Jason Newsted Reflects on Metallica’s ‘And Justice for All’ 25th Anniversary
On Aug. 25, 1988, a new era began for Metallica with the release of ‘…And Justice for All.’ In the wake of Cliff Burton‘s passing, the band attempted to keep the momentum of their burgeoning career growing with new bassist Jason Newsted on board.
Earlier this year, Noisecreep had a chance to speak with Newsted while promoting his ‘Metal’ EP and the bassist took the time to also reflect on the classic Metallica album which started his career with the band. Read his reflections below.
‘And Justice for All’ is coming up on its 25th anniversary this year. Looking back on that period in time, do you have a favorite song from the album?

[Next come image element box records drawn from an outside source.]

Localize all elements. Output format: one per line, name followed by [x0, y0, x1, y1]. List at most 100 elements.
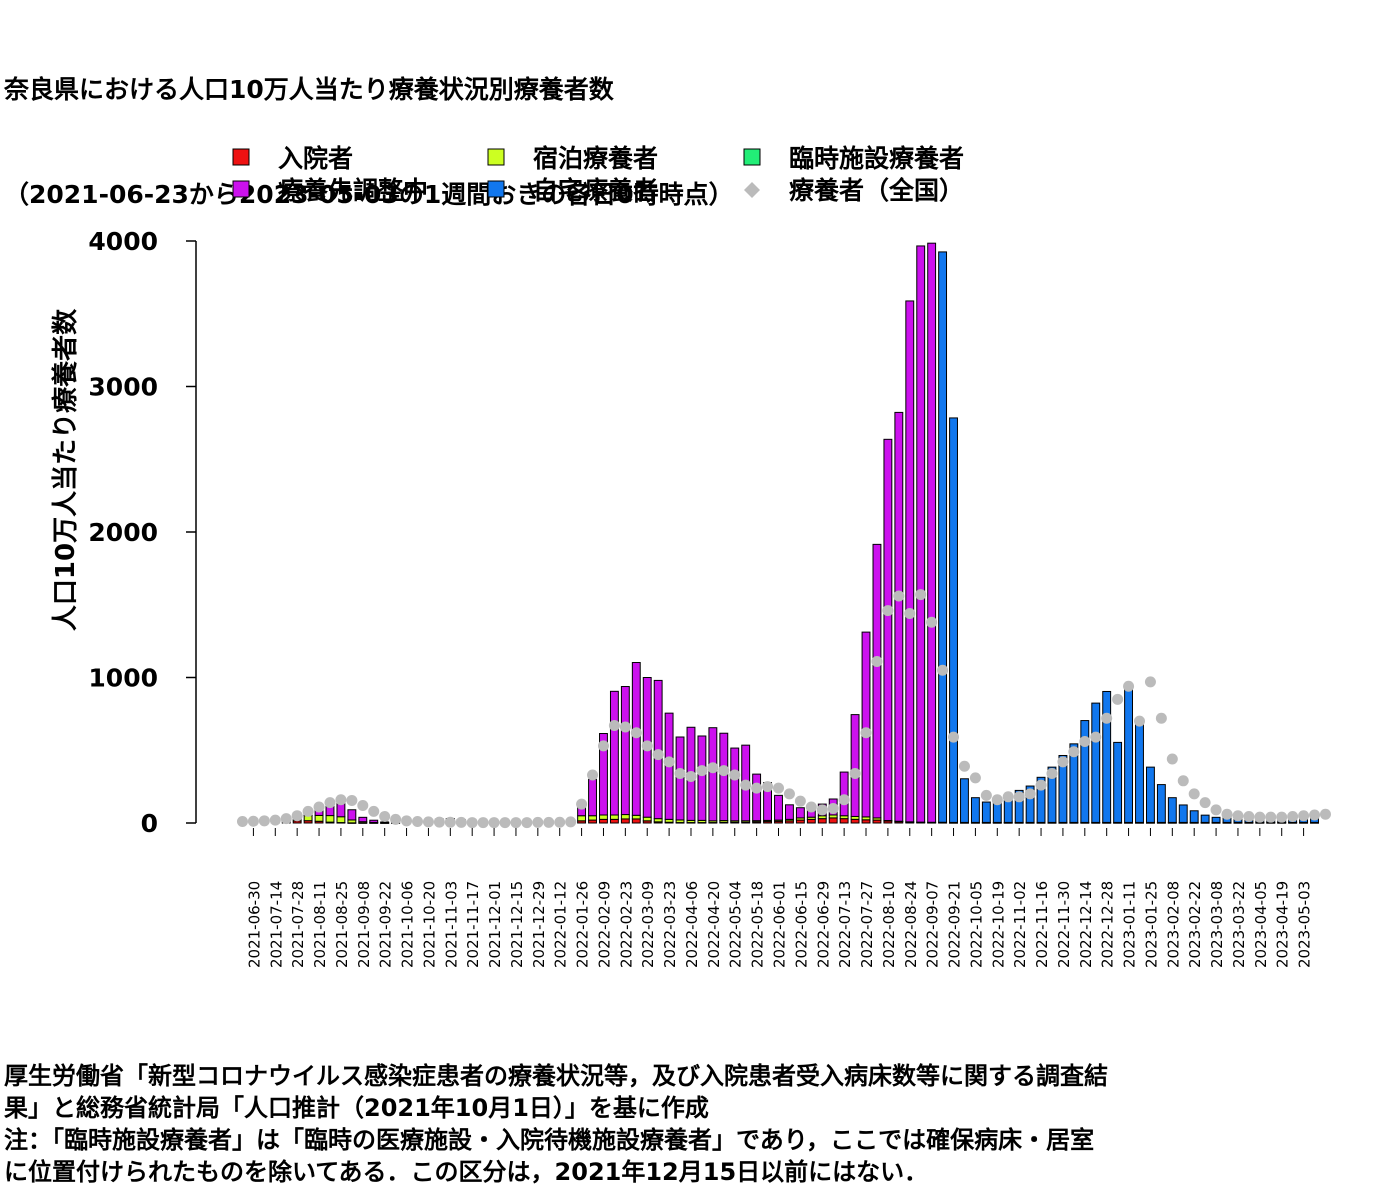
- national-point: [696, 765, 708, 777]
- national-point: [444, 816, 456, 828]
- national-point: [302, 805, 314, 817]
- national-point: [663, 756, 675, 768]
- bar-segment: [708, 727, 718, 822]
- bar-segment: [817, 818, 827, 824]
- national-point: [587, 769, 599, 781]
- bar-segment: [697, 735, 707, 821]
- national-point: [969, 772, 981, 784]
- bar-segment: [927, 242, 937, 823]
- national-point: [1188, 788, 1200, 800]
- national-point: [729, 769, 741, 781]
- legend-label: 宿泊療養者: [533, 144, 658, 173]
- x-tick-label: 2022-12-14: [1077, 881, 1095, 968]
- x-tick-label: 2022-03-23: [661, 881, 679, 968]
- national-point: [773, 782, 784, 794]
- x-tick-label: 2021-10-20: [420, 881, 438, 968]
- national-point: [313, 801, 325, 813]
- x-tick-label: 2023-02-08: [1164, 881, 1182, 968]
- bar-segment: [894, 411, 904, 822]
- y-axis-title: 人口10万人当たり療養者数: [51, 308, 81, 631]
- x-tick-label: 2021-07-14: [267, 881, 285, 968]
- national-point: [1079, 736, 1091, 748]
- national-point: [805, 801, 817, 813]
- national-point: [652, 749, 664, 761]
- x-tick-label: 2022-01-12: [552, 881, 570, 968]
- bar-segment: [1069, 743, 1079, 823]
- bar-segment: [1102, 690, 1112, 823]
- bar-segment: [1167, 797, 1177, 823]
- bar-segment: [850, 714, 860, 817]
- bar-segment: [325, 815, 335, 823]
- national-point: [488, 817, 500, 829]
- bar-segment: [1146, 766, 1155, 823]
- bar-segment: [1047, 766, 1057, 823]
- legend-swatch: [487, 148, 505, 166]
- x-tick-label: 2022-08-10: [880, 881, 898, 968]
- national-point: [958, 760, 970, 772]
- x-tick-label: 2021-11-03: [442, 881, 460, 968]
- national-point: [1309, 809, 1321, 821]
- national-point: [718, 765, 730, 777]
- x-tick-label: 2023-03-08: [1208, 881, 1226, 968]
- national-point: [1265, 811, 1277, 823]
- chart-title: 奈良県における人口10万人当たり療養状況別療養者数 （2021-06-23から2…: [4, 2, 734, 247]
- bar-segment: [905, 300, 915, 823]
- x-tick-label: 2021-07-28: [289, 881, 307, 968]
- bar-segment: [1156, 784, 1166, 823]
- x-tick-label: 2022-11-30: [1055, 881, 1073, 968]
- x-tick-label: 2023-01-25: [1142, 881, 1160, 968]
- national-point: [412, 816, 423, 828]
- bar-segment: [609, 814, 619, 820]
- bar-segment: [850, 818, 860, 824]
- y-tick-label: 0: [141, 809, 158, 838]
- x-tick-label: 2022-11-16: [1033, 881, 1051, 968]
- x-tick-label: 2022-03-09: [639, 881, 657, 968]
- national-point: [1166, 753, 1178, 765]
- x-tick-label: 2023-01-11: [1121, 881, 1139, 968]
- national-point: [849, 768, 861, 780]
- source-note: 厚生労働省「新型コロナウイルス感染症患者の療養状況等，及び入院患者受入病床数等に…: [4, 1060, 1396, 1188]
- national-point: [379, 810, 391, 822]
- title-line-2: （2021-06-23から2023-05-03の1週間おきの各日0時時点）: [4, 180, 734, 209]
- x-tick-label: 2022-05-04: [727, 881, 745, 968]
- legend-label: 自宅療養者: [533, 176, 658, 205]
- national-point: [827, 802, 839, 814]
- national-point: [597, 740, 609, 752]
- national-point: [619, 721, 631, 733]
- national-point: [280, 813, 292, 825]
- national-point: [882, 605, 894, 617]
- national-point: [477, 817, 489, 829]
- stacked-bar-chart: 0 1000 2000 3000 4000 人口10万人当たり療養者数 2021-06-30…: [51, 144, 1331, 968]
- national-point: [1112, 693, 1124, 705]
- title-line-1: 奈良県における人口10万人当たり療養状況別療養者数: [4, 75, 614, 104]
- national-point: [1134, 715, 1145, 727]
- bar-segment: [599, 733, 608, 816]
- legend-swatch: [743, 148, 761, 166]
- national-point: [860, 727, 872, 739]
- x-tick-label: 2023-04-19: [1274, 881, 1292, 968]
- x-tick-label: 2021-06-30: [245, 881, 263, 968]
- national-point: [269, 814, 281, 826]
- x-tick-label: 2022-11-02: [1011, 881, 1029, 968]
- x-tick-label: 2021-09-08: [355, 881, 373, 968]
- national-point: [893, 590, 905, 602]
- national-point: [1319, 808, 1331, 820]
- national-point: [926, 616, 938, 628]
- national-point: [565, 816, 577, 828]
- national-point: [783, 788, 795, 800]
- bar-segment: [938, 251, 948, 823]
- y-tick-label: 3000: [88, 373, 158, 402]
- x-tick-label: 2023-03-22: [1230, 881, 1248, 968]
- national-point: [532, 816, 544, 828]
- y-tick-label: 1000: [88, 664, 158, 693]
- x-tick-label: 2021-12-29: [530, 881, 548, 968]
- national-point: [324, 797, 336, 809]
- bar-segment: [642, 816, 652, 822]
- x-tick-label: 2022-04-20: [705, 881, 723, 968]
- national-point: [368, 805, 380, 817]
- bar-segment: [1200, 814, 1210, 823]
- bar-segment: [314, 814, 324, 822]
- national-point: [455, 816, 467, 828]
- x-tick-label: 2023-05-03: [1296, 881, 1314, 968]
- national-point: [291, 810, 303, 822]
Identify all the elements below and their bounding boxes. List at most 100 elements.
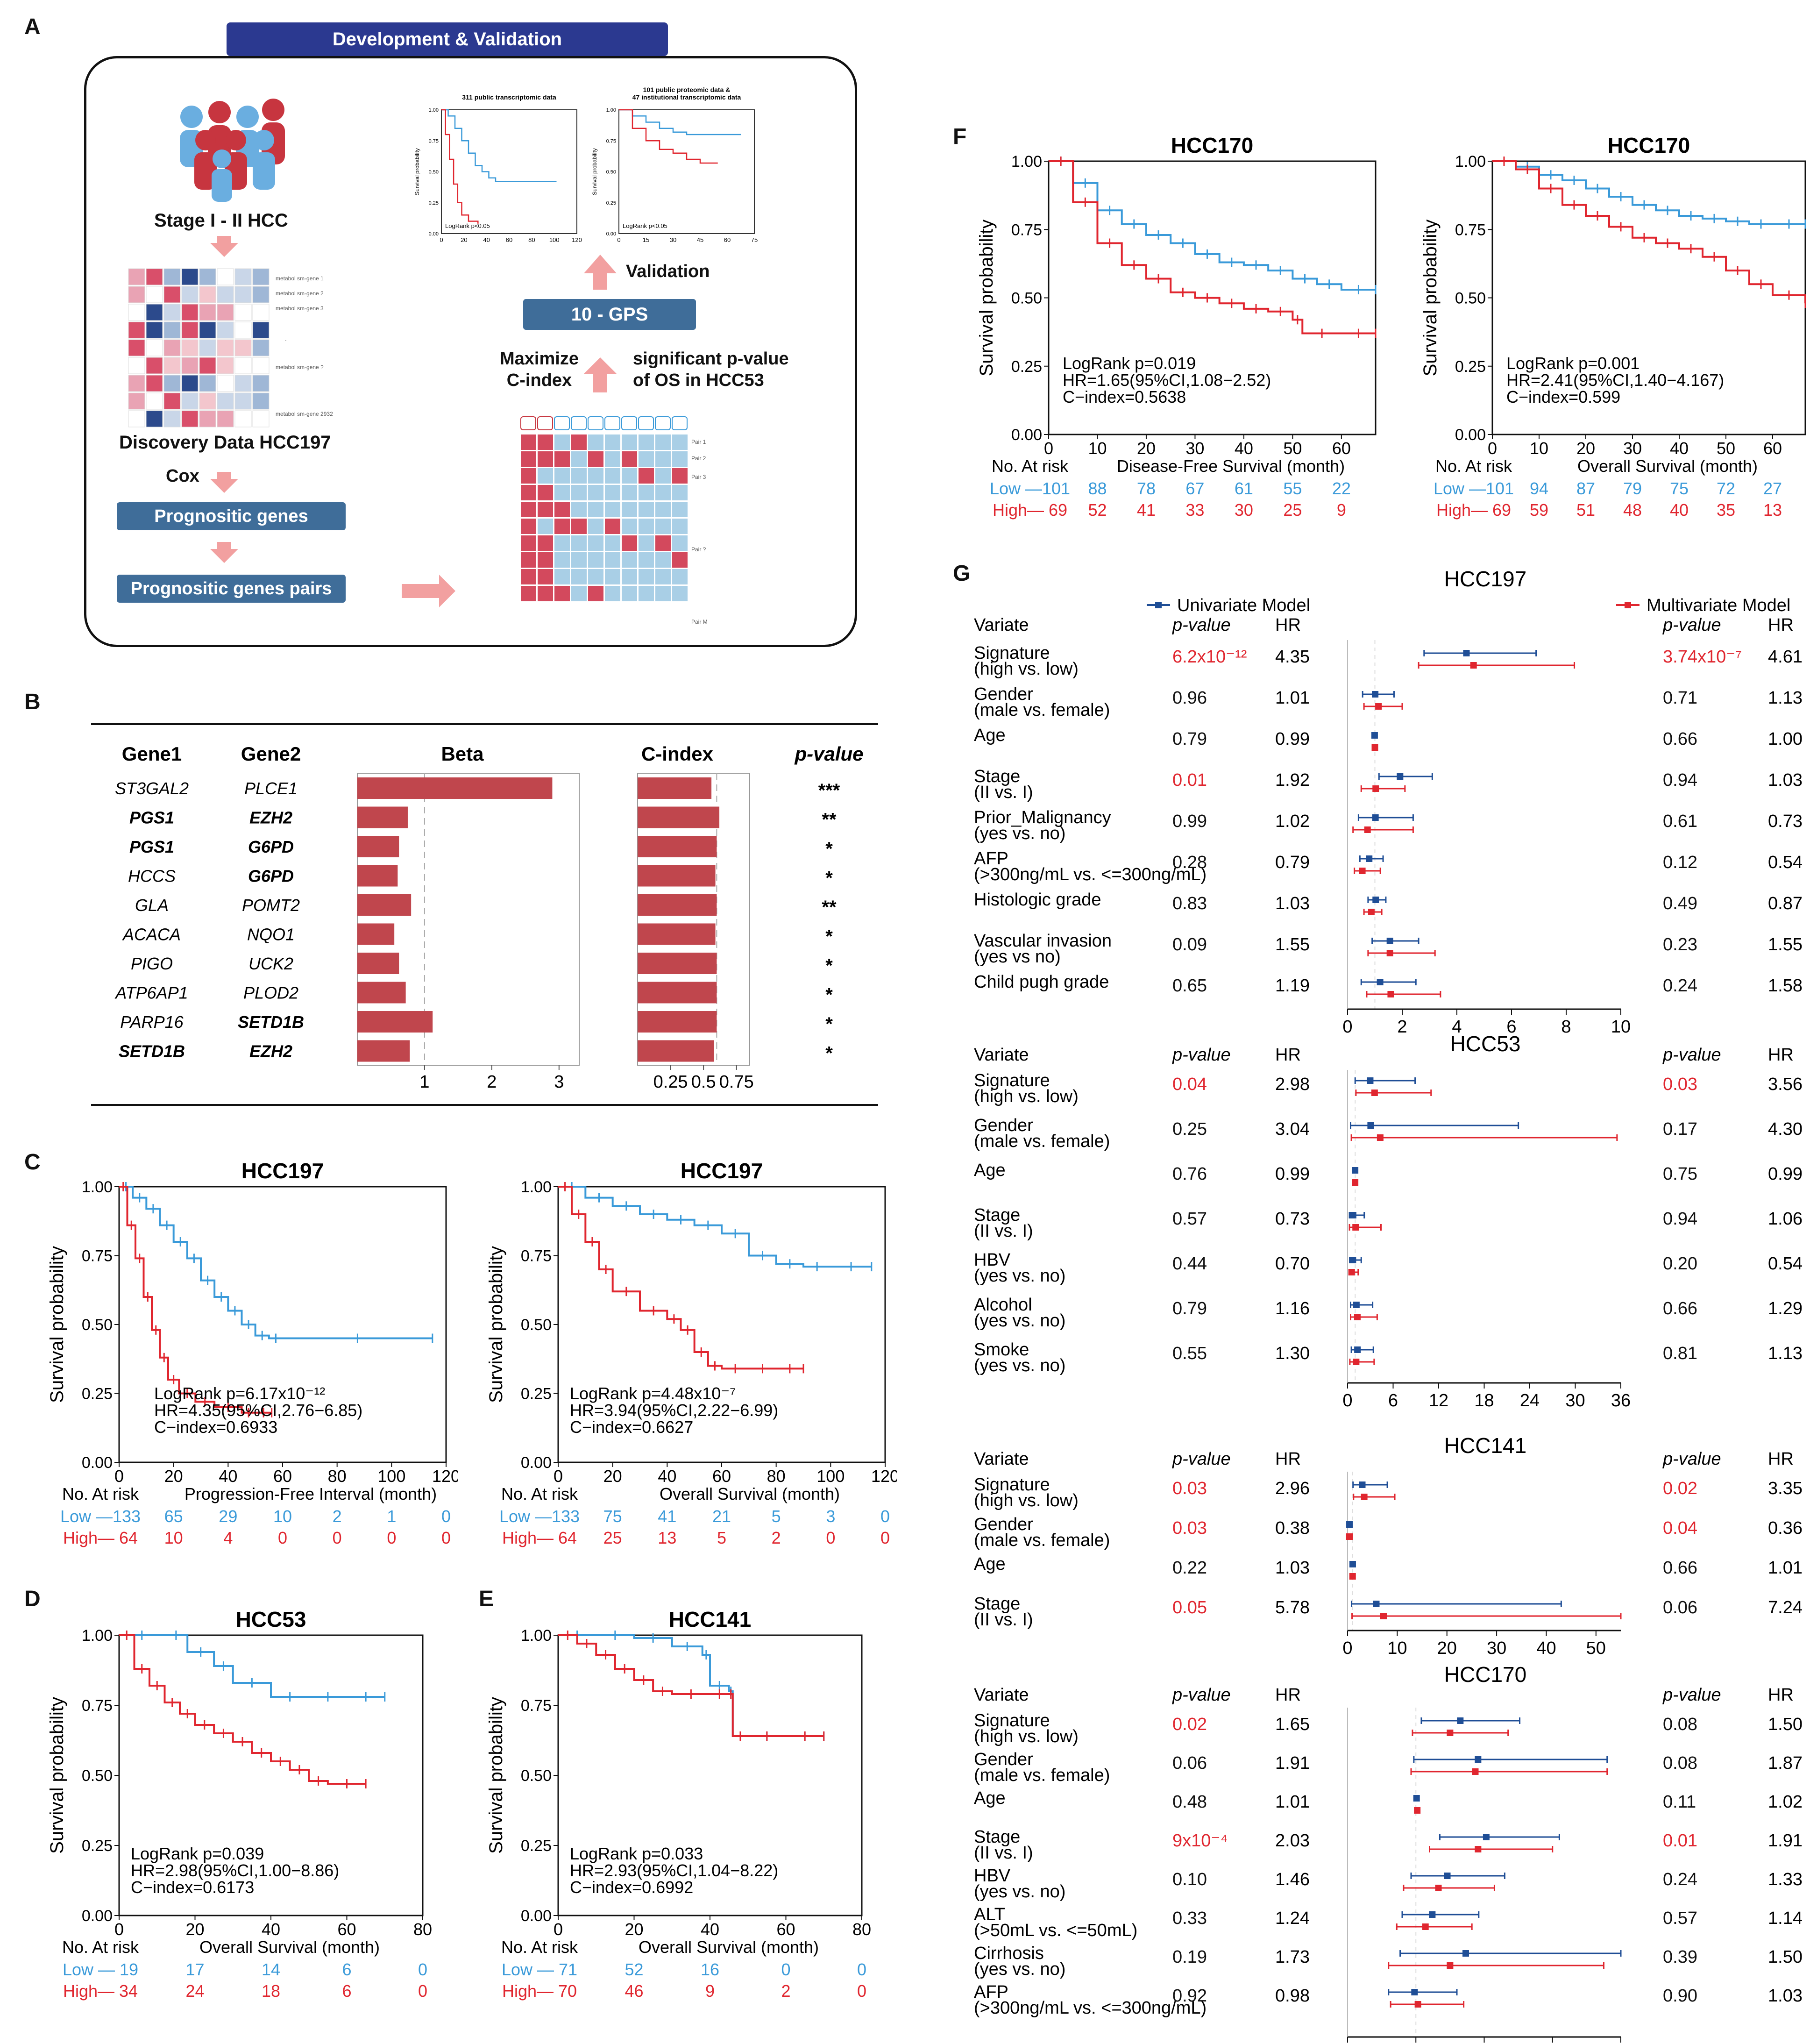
pair-cell [622,552,637,568]
mini-xtick: 120 [572,236,582,243]
significant-label: significant p-value of OS in HCC53 [633,349,789,390]
pair-cell [605,451,620,467]
flow-arrows [210,236,617,607]
forest-variate-sub: (II vs. I) [974,1221,1033,1241]
km-ylabel: Survival probability [47,1246,67,1403]
heat-cell [128,321,145,339]
forest-header-p2: p-value [1662,1045,1721,1065]
pair-cell [605,552,620,568]
forest-hr: 1.01 [1275,1792,1310,1812]
forest-header-p: p-value [1172,1045,1231,1065]
pair-header-icon [588,416,603,430]
mini-logrank: LogRank p<0.05 [445,222,490,229]
mini-ylabel: Survival probability [591,148,598,195]
forest-p2: 0.81 [1663,1344,1697,1363]
km-ytick: 0.75 [521,1697,552,1715]
pair-cell [655,535,671,551]
heat-cell [128,339,145,356]
forest-xtick: 6 [1506,1017,1516,1037]
forest-header-hr2: HR [1768,1449,1794,1469]
heat-cell [234,339,252,356]
km-annotation: LogRank p=4.48x10⁻⁷ [570,1384,736,1403]
risk-label-low: Low —133 [499,1507,580,1526]
heat-cell [163,410,181,427]
forest-variate-sub: (yes vs. no) [974,1311,1065,1331]
pair-row-label: Pair ? [691,546,706,553]
heat-row-label: metabol sm-gene 2932 [276,411,333,417]
pair-header-icon [655,416,671,430]
beta-bar [357,836,399,857]
km-title: HCC197 [241,1159,324,1183]
heat-cell [217,321,234,339]
km-xlabel: Overall Survival (month) [1577,456,1758,476]
km-title: HCC170 [1171,133,1253,157]
forest-point-multivariate [1447,1730,1454,1736]
pair-cell [655,451,671,467]
risk-count: 79 [1623,479,1642,498]
forest-p: 0.02 [1172,1715,1207,1734]
km-annotation: LogRank p=6.17x10⁻¹² [154,1384,325,1403]
km-curve-low [119,1634,385,1698]
forest-hr: 1.01 [1275,688,1310,708]
pair-cell [588,485,603,500]
panel-label-d: D [24,1587,41,1611]
panel-label-e: E [479,1587,494,1611]
heat-cell [199,321,216,339]
pair-cell [588,451,603,467]
forest-point-multivariate [1353,1359,1360,1365]
forest-point-multivariate [1352,1224,1359,1231]
forest-variate: HBV [974,1250,1011,1270]
forest-variate-sub: (high vs. low) [974,1491,1079,1510]
risk-count: 25 [603,1528,622,1547]
maximize-label: Maximize C-index [500,349,579,390]
forest-point-multivariate [1359,868,1366,874]
forest-point-univariate [1475,1756,1482,1763]
km-xtick: 20 [1137,439,1156,458]
pair-row-label: Pair 3 [691,474,706,480]
panel-label-b: B [24,690,41,714]
forest-variate-sub: (>50mL vs. <=50mL) [974,1921,1137,1940]
forest-point-multivariate [1414,2001,1421,2008]
beta-bar [357,953,399,974]
forest-point-univariate [1483,1834,1490,1840]
forest-point-univariate [1354,1346,1361,1353]
beta-bar [357,865,398,887]
forest-p: 0.09 [1172,935,1207,954]
km-xtick: 60 [273,1467,292,1486]
forest-p: 0.03 [1172,1518,1207,1538]
forest-variate: Child pugh grade [974,972,1109,992]
forest-point-univariate [1349,1561,1356,1567]
heat-cell [252,357,270,374]
forest-point-multivariate [1470,662,1477,669]
forest-header-hr: HR [1275,1045,1301,1065]
forest-p2: 0.57 [1663,1909,1697,1928]
forest-variate: Age [974,1161,1006,1180]
pair-cell [538,502,553,517]
km-curve-low [558,1186,872,1268]
cox-label: Cox [166,466,199,486]
forest-hr: 1.16 [1275,1299,1310,1318]
beta-bar [357,1040,410,1062]
forest-p2: 0.24 [1663,976,1697,996]
gene2-cell: PLOD2 [243,983,298,1003]
forest-hr: 0.73 [1275,1209,1310,1229]
forest-header-p: p-value [1172,1449,1231,1469]
forest-hr2: 1.03 [1768,770,1803,790]
km-ytick: 0.75 [82,1247,113,1265]
risk-count: 78 [1137,479,1156,498]
heat-cell [163,375,181,392]
forest-p2: 0.04 [1663,1518,1697,1538]
gene1-cell: ATP6AP1 [114,983,188,1003]
km-curve-low [119,1186,433,1339]
beta-frame [357,773,580,1066]
pair-cell [622,451,637,467]
forest-hr: 2.96 [1275,1479,1310,1498]
pair-header-icon [604,416,620,430]
panel-a [84,56,857,647]
heat-cell [252,268,270,285]
risk-count: 0 [278,1528,287,1547]
heat-cell [146,321,163,339]
forest-point-univariate [1372,897,1379,903]
forest-p: 0.19 [1172,1947,1207,1967]
risk-count: 0 [441,1528,451,1547]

Are you serious? Wow! Well, ‘Blackened’ is the song for me. I’ve got a lot of pride in that and it was my first chance to be on a record with those guys and showing my stuff, so that was a pretty big deal to have that song on the record. I’d say it has to be my favorite as far as that goes.
What are some of your favorite memories from that time period?
So that record, we did a lot of touring on that and it was just really starting to bust. The Metallica thing was just starting to really rise and we’d done the groundwork to play thousand-seat, two-thousand seat [shows] with Ozzy and those things the guys did and I came in right after that. So people were just starting to pay attention and we got a lot of great opportunities like opening for Van Halen and Scorpions on the Monsters of Rock tour going around that year. That’s the memories I mostly have is playing that summer with those guys on Monsters of Rock where we just crushed.
It was so firing on all pistons and those were the days when we all dressed the same and hung out together everyday. We were a gang. There was invincible s— going on back then.
That had to be one hell of a tour.
I’ll just share one memory from that particular tour. LA Coliseum on Monsters of Rock and we’re about five songs in and it’s ‘Whiplash,’ and we’re about a third of the way into the song and the place is going ballistic. There must have been 70-80,000 people in that place and they started pulling up the chairs out of the ground and all handing them forward. Some were all connected together. And we had to stop ‘Whiplash,’ stop the song and pull ourselves back behind the amplifiers while the security guys went out and got all the chairs so people weren’t getting hurt by them.
They piled all the chairs in a pile next to the stage and I’m telling you, hundreds man, hundreds of chairs and we get back out there and the people were just wowed cause they thought we were done, that someone made us stop playing because they couldn’t hear us anymore. So we come back out and 1-2-3-4, right in the same place that we were in ‘Whiplash,’ we picked it right back up and kept going. It went twice as mental as it was when they tore up the chairs. It was just freaking crazy pits of 100 people at once. Four or five pits of 300 people each whirling across that field, that was some s—, man.